Leveraging phenotypic plasticity in seed oil content for climate-adapted breeding and production

Authors: ZENG, LINGJU - Huazhong Agricultural University; HAN, XU - Huazhong Agricultural University; GUO, XIANGJIAN - Huazhong Agricultural University; PEI, HE - Huazhong Agricultural University; SHAO, YANG - Huazhong Agricultural University; CAO, YILAN - Huazhong Agricultural University; ZHANG, ZHENWEI - Huazhong Agricultural University; Li, Xianran; YU, JIANMING - Iowa State University; YAN, JIANBING - Huazhong Agricultural University; GUO, LIANG - Huazhong Agricultural University; GUO, TINGTING - Huazhong Agricultural University

Submitted to: Plant Cell and Environment
Publication Type: Peer Reviewed Journal
Publication Acceptance Date: 1/13/2025
Publication Date: 2/3/2025
Citation: Zeng, L., Han, X., Guo, X., Pei, H., Shao, Y., Cao, Y., Zhang, Z., Li, X., Yu, J., Yan, J., Guo, L., Guo, T. 2025. Leveraging phenotypic plasticity in seed oil content for climate-adapted breeding and production. Plant Cell and Environment. https://doi.org/10.1111/pce.15408.
DOI: https://doi.org/10.1111/pce.15408

Interpretive Summary: Oil content is a critical trait for rapeseed. The oil content is jointly determined by both internal genetic makeup and external growing conditions. With a large scale multi-environmental trial, this study systematically identified major genes and environmental indices determining oil content across different environments through the CERIS-JGRA framework. Predictive models were developed based on these genes and indices. Empirical experiments demonstrate the power of predictive models. Based on the predictive models and future weather conditions, under-utilized alleles would be desired in future for higher oil content.

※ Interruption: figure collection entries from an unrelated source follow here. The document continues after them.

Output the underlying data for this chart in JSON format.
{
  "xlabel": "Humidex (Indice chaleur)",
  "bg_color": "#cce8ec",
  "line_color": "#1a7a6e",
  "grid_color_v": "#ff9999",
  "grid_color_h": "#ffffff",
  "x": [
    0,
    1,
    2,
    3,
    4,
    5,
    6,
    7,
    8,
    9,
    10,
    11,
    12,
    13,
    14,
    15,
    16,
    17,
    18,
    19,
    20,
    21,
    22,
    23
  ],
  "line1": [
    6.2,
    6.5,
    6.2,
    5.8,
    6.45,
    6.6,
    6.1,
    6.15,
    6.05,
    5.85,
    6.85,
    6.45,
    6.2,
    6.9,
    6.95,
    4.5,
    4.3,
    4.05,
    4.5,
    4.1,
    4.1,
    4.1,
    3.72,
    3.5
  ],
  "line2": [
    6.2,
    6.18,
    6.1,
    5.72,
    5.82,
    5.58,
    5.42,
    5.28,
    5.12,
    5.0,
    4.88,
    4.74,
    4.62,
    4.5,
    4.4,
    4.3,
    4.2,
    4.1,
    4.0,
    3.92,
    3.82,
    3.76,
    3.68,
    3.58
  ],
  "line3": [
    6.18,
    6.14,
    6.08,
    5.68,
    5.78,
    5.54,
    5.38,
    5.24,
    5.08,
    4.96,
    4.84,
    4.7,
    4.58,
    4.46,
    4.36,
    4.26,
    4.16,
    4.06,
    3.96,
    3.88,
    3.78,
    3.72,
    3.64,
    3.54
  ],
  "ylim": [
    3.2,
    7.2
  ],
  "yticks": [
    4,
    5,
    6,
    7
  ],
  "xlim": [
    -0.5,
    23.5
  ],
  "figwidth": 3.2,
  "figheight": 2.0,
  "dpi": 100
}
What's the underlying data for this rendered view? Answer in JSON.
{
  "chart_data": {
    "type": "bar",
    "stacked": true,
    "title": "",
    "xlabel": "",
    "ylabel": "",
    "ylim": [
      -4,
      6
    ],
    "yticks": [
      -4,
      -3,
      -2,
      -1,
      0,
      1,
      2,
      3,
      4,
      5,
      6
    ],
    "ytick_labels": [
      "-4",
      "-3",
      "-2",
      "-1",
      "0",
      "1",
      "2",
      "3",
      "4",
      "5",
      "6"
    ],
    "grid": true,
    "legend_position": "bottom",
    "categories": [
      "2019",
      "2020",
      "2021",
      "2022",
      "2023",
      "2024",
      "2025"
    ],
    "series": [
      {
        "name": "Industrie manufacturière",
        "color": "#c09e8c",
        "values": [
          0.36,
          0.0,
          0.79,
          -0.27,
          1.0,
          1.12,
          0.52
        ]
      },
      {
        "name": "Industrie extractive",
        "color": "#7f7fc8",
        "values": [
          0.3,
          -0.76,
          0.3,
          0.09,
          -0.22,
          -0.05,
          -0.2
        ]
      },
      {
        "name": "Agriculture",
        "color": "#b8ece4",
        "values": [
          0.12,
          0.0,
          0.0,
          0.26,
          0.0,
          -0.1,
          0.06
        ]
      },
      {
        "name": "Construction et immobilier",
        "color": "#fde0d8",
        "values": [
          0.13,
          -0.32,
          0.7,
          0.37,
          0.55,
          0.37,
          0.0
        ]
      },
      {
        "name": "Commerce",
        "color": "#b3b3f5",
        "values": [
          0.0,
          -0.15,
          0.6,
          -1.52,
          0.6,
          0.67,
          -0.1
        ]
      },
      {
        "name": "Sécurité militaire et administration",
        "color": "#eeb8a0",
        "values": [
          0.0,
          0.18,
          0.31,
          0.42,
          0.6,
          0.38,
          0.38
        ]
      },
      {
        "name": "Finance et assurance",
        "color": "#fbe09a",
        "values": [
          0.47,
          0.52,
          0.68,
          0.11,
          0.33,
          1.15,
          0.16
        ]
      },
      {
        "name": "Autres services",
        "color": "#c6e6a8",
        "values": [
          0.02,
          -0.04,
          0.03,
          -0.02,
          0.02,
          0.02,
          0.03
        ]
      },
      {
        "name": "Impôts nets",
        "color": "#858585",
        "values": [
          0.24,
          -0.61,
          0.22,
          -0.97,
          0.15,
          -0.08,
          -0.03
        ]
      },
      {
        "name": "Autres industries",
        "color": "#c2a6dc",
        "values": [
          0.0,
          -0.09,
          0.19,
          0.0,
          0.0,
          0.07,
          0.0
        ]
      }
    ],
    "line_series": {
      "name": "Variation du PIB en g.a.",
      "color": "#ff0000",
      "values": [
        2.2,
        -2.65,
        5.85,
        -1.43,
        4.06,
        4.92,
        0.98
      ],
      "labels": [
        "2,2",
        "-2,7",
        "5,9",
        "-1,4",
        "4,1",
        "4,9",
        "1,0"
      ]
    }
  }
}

Technical Abstract: Phenotypic plasticity is the ability of organisms to respond to environmental changes; understanding and leveraging phenotypic plasticity is crucial for mitigating the threats caused by climate change. Here, we assessed phenotypic plasticity in multi-environment trials over 4 years, covering a wide geographical area, using 505 inbred lines from a Brassica napus genetic diversity panel. The observed phenotypic variation for seed oil content (SOC) was jointly influenced by three environmental indices (precipitation, diurnal temperature range, and ultraviolet B) during the flowering or pod-filling stage and five plasticity genes. Leveraging this information with climate records, we developed a predictive model to estimate SOC for various planting dates in seven major production regions, validating the accuracy of our predictions in new environments. We also quantified the plasticity conferred by genetic variation in the five plasticity genes, identifying an optimal haplotype for each production region for adaptability to future climate projections, thus offering valuable breeding materials to mitigate the adverse effects of climate change on agriculture.